Her an bir roman. Her roman bir ömür.
İnsan, yaşadıkça sayfalar çevirir; bazen hızlı, bazen ağır.
Kimi satırları unutmak ister, kimileri ise defalarca okumak. Kimi bir cümlede boğulmak ister, kimi bir tümcede yeniden kendine gelmek ister.
Her romanda bir kahraman vardır; kimi zaman biz kendimiz, kimi zaman hayatımıza uğrayan bir yabancıdır o kahraman. Her ömür, satır aralarında saklı kalan cümlelerle anlam ve yol bulur.
Bazı romanlar kısa bir hikâye gibi sessizce biter, bazılarıysa ansiklopediler kadar hacimli, yüzyıllar kadar uzun yaşar. Ama hiçbiri eksiksiz değildir. Çünkü her roman biraz yarım, her ömür biraz kırık kalır.

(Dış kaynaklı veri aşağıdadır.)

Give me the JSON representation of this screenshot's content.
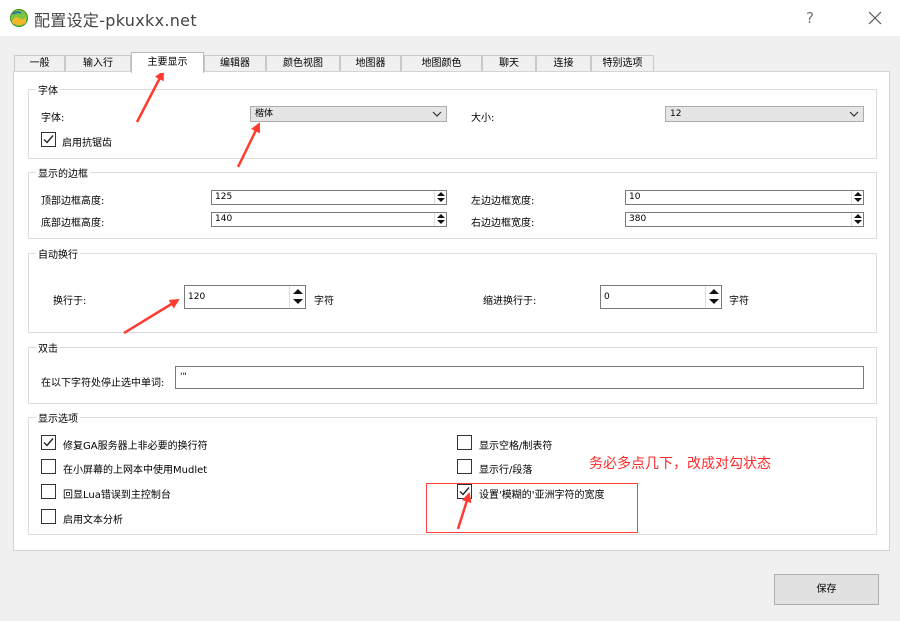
{
  "window": {
    "title": "配置设定-pkuxkx.net",
    "help": "?"
  },
  "tabs": [
    {
      "label": "一般"
    },
    {
      "label": "输入行"
    },
    {
      "label": "主要显示"
    },
    {
      "label": "编辑器"
    },
    {
      "label": "颜色视图"
    },
    {
      "label": "地图器"
    },
    {
      "label": "地图颜色"
    },
    {
      "label": "聊天"
    },
    {
      "label": "连接"
    },
    {
      "label": "特别选项"
    }
  ],
  "font_group": {
    "title": "字体",
    "font_label": "字体:",
    "font_value": "楷体",
    "size_label": "大小:",
    "size_value": "12",
    "antialias_label": "启用抗锯齿",
    "antialias_checked": true
  },
  "border_group": {
    "title": "显示的边框",
    "top_label": "顶部边框高度:",
    "top_value": "125",
    "left_label": "左边边框宽度:",
    "left_value": "10",
    "bottom_label": "底部边框高度:",
    "bottom_value": "140",
    "right_label": "右边边框宽度:",
    "right_value": "380"
  },
  "wrap_group": {
    "title": "自动换行",
    "wrap_label": "换行于:",
    "wrap_value": "120",
    "wrap_unit": "字符",
    "indent_label": "缩进换行于:",
    "indent_value": "0",
    "indent_unit": "字符"
  },
  "dblclick_group": {
    "title": "双击",
    "stop_label": "在以下字符处停止选中单词:",
    "stop_value": "'\""
  },
  "display_options": {
    "title": "显示选项",
    "items": [
      {
        "label": "修复GA服务器上非必要的换行符",
        "checked": true
      },
      {
        "label": "在小屏幕的上网本中使用Mudlet",
        "checked": false
      },
      {
        "label": "回显Lua错误到主控制台",
        "checked": false
      },
      {
        "label": "启用文本分析",
        "checked": false
      },
      {
        "label": "显示空格/制表符",
        "checked": false
      },
      {
        "label": "显示行/段落",
        "checked": false
      },
      {
        "label": "设置'模糊的'亚洲字符的宽度",
        "checked": true
      }
    ]
  },
  "annotation": {
    "text": "务必多点几下，改成对勾状态",
    "color": "#ff2a2a"
  },
  "footer": {
    "save_label": "保存"
  },
  "colors": {
    "window_bg": "#f0f0f0",
    "panel_bg": "#ffffff",
    "annotation_red": "#ff3b30"
  }
}
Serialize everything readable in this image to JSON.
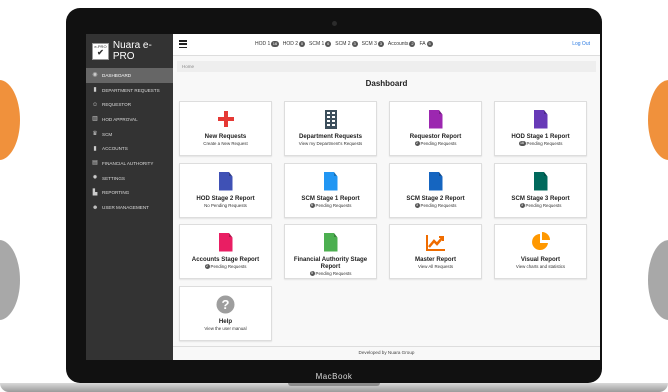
{
  "app": {
    "title": "Nuara e-PRO",
    "logo_top": "e-PRO",
    "device_label": "MacBook"
  },
  "topbar": {
    "links": [
      {
        "label": "HOD 1",
        "count": "16"
      },
      {
        "label": "HOD 2",
        "count": "0"
      },
      {
        "label": "SCM 1",
        "count": "6"
      },
      {
        "label": "SCM 2",
        "count": "3"
      },
      {
        "label": "SCM 3",
        "count": "3"
      },
      {
        "label": "Accounts",
        "count": "2"
      },
      {
        "label": "FA",
        "count": "5"
      }
    ],
    "logout": "Log Out"
  },
  "sidebar": {
    "items": [
      {
        "label": "DASHBOARD",
        "icon": "dashboard-icon",
        "active": true
      },
      {
        "label": "DEPARTMENT REQUESTS",
        "icon": "file-icon"
      },
      {
        "label": "REQUESTOR",
        "icon": "user-plus-icon"
      },
      {
        "label": "HOD APPROVAL",
        "icon": "building-icon"
      },
      {
        "label": "SCM",
        "icon": "trophy-icon"
      },
      {
        "label": "ACCOUNTS",
        "icon": "file-icon"
      },
      {
        "label": "FINANCIAL AUTHORITY",
        "icon": "money-icon"
      },
      {
        "label": "SETTINGS",
        "icon": "gear-icon"
      },
      {
        "label": "REPORTING",
        "icon": "chart-icon"
      },
      {
        "label": "USER MANAGEMENT",
        "icon": "users-icon"
      }
    ]
  },
  "main": {
    "breadcrumb": "Home",
    "title": "Dashboard",
    "cards": [
      {
        "title": "New Requests",
        "subtitle": "Create a New Request",
        "icon": "plus-icon",
        "color": "#e53935"
      },
      {
        "title": "Department Requests",
        "subtitle": "View my Department's Requests",
        "icon": "building-icon",
        "color": "#3d4f5c"
      },
      {
        "title": "Requestor Report",
        "badge": "2",
        "subtitle": "Pending Requests",
        "icon": "document-icon",
        "color": "#9c27b0"
      },
      {
        "title": "HOD Stage 1 Report",
        "badge": "16",
        "subtitle": "Pending Requests",
        "icon": "document-icon",
        "color": "#673ab7"
      },
      {
        "title": "HOD Stage 2 Report",
        "subtitle": "No Pending Requests",
        "icon": "document-icon",
        "color": "#3f51b5"
      },
      {
        "title": "SCM Stage 1 Report",
        "badge": "6",
        "subtitle": "Pending Requests",
        "icon": "document-icon",
        "color": "#2196f3"
      },
      {
        "title": "SCM Stage 2 Report",
        "badge": "3",
        "subtitle": "Pending Requests",
        "icon": "document-icon",
        "color": "#1565c0"
      },
      {
        "title": "SCM Stage 3 Report",
        "badge": "3",
        "subtitle": "Pending Requests",
        "icon": "document-icon",
        "color": "#00695c"
      },
      {
        "title": "Accounts Stage Report",
        "badge": "2",
        "subtitle": "Pending Requests",
        "icon": "document-icon",
        "color": "#e91e63"
      },
      {
        "title": "Financial Authority Stage Report",
        "badge": "5",
        "subtitle": "Pending Requests",
        "icon": "document-icon",
        "color": "#4caf50"
      },
      {
        "title": "Master Report",
        "subtitle": "View All Requests",
        "icon": "trend-chart-icon",
        "color": "#ef6c00"
      },
      {
        "title": "Visual Report",
        "subtitle": "View charts and statistics",
        "icon": "pie-chart-icon",
        "color": "#ff9800"
      },
      {
        "title": "Help",
        "subtitle": "View the user manual",
        "icon": "help-icon",
        "color": "#9e9e9e"
      }
    ],
    "footer": "Developed by Nuara Group"
  }
}
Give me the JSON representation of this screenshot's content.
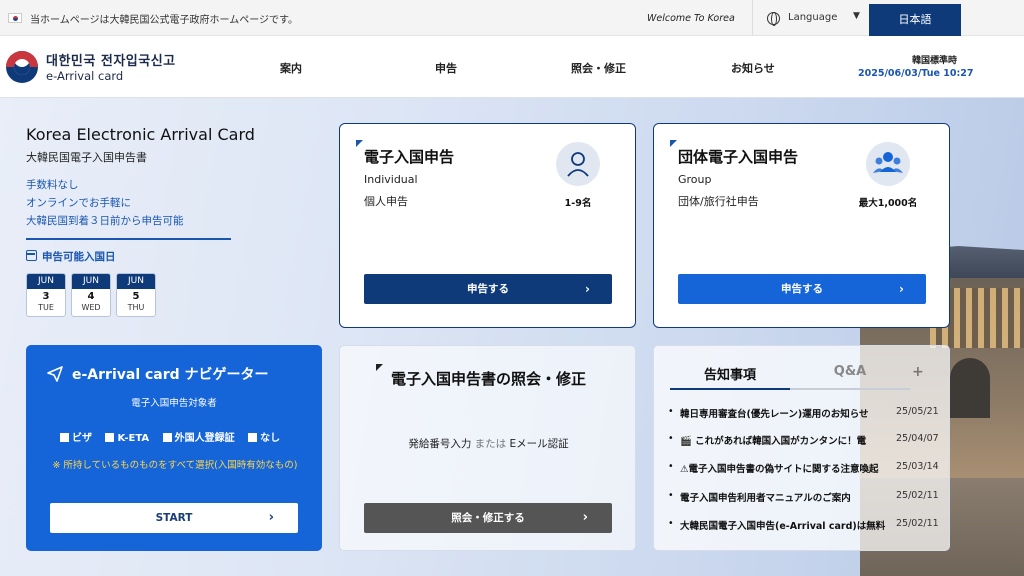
{
  "topbar": {
    "notice": "当ホームページは大韓民国公式電子政府ホームページです。",
    "welcome": "Welcome To Korea",
    "language_label": "Language",
    "language_caret": "▼",
    "current_language": "日本語"
  },
  "header": {
    "logo_kr": "대한민국 전자입국신고",
    "logo_en": "e-Arrival card",
    "nav": [
      "案内",
      "申告",
      "照会・修正",
      "お知らせ"
    ],
    "clock_label": "韓国標準時",
    "clock_time": "2025/06/03/Tue 10:27"
  },
  "intro": {
    "title": "Korea Electronic Arrival Card",
    "subtitle": "大韓民国電子入国申告書",
    "lines": [
      "手数料なし",
      "オンラインでお手軽に",
      "大韓民国到着３日前から申告可能"
    ],
    "available_label": "申告可能入国日",
    "dates": [
      {
        "month": "JUN",
        "day": "3",
        "weekday": "TUE"
      },
      {
        "month": "JUN",
        "day": "4",
        "weekday": "WED"
      },
      {
        "month": "JUN",
        "day": "5",
        "weekday": "THU"
      }
    ]
  },
  "individual_card": {
    "title": "電子入国申告",
    "en": "Individual",
    "jp": "個人申告",
    "count": "1-9名",
    "button": "申告する"
  },
  "group_card": {
    "title": "団体電子入国申告",
    "en": "Group",
    "jp": "団体/旅行社申告",
    "count": "最大1,000名",
    "button": "申告する"
  },
  "navigator": {
    "title": "e-Arrival card ナビゲーター",
    "subtitle": "電子入国申告対象者",
    "options": [
      "ビザ",
      "K-ETA",
      "外国人登録証",
      "なし"
    ],
    "warning": "※ 所持しているものものをすべて選択(入国時有効なもの)",
    "start": "START"
  },
  "inquiry": {
    "title": "電子入国申告書の照会・修正",
    "desc_a": "発給番号入力",
    "desc_or": "または",
    "desc_b": "Eメール認証",
    "button": "照会・修正する"
  },
  "board": {
    "tab_notice": "告知事項",
    "tab_qa": "Q&A",
    "plus": "+",
    "items": [
      {
        "title": "韓日専用審査台(優先レーン)運用のお知らせ",
        "date": "25/05/21"
      },
      {
        "title": "🎬 これがあれば韓国入国がカンタンに！電",
        "date": "25/04/07"
      },
      {
        "title": "⚠電子入国申告書の偽サイトに関する注意喚起",
        "date": "25/03/14"
      },
      {
        "title": "電子入国申告利用者マニュアルのご案内",
        "date": "25/02/11"
      },
      {
        "title": "大韓民国電子入国申告(e-Arrival card)は無料",
        "date": "25/02/11"
      }
    ]
  },
  "colors": {
    "primary_navy": "#0f3a7a",
    "navigator_blue": "#1565d8",
    "group_button_blue": "#1565d8",
    "accent_blue": "#1a56b0",
    "warning_yellow": "#ffd64a"
  }
}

Belki de güzellik ve espri tam da buradadır. Yarım kalışlarda, tamamlanmamış satırlarda,
okurun hayaliyle tamamlanan cümlelerdedir roman dediğimiz her hikâye.
Ve biz, her gün yeniden yazılan bu romanın yazarları kadar okurları da oluruz kendi hayatımızın. Kimi zaman kalem bizdedir, kimi zaman kader dediğimiz görünmez el çevirir sayfalarımızı.
Yine de ne olursa olsun her an bir roman, her roman bir ömürdür. Ve ömür dediğimiz, okunup bitmeyen,
bitse bile içimizde yankısı kalan bir kitaptır. Kitabımızı ya yazarız ya da okuduğumuz kitaba konu oluruz.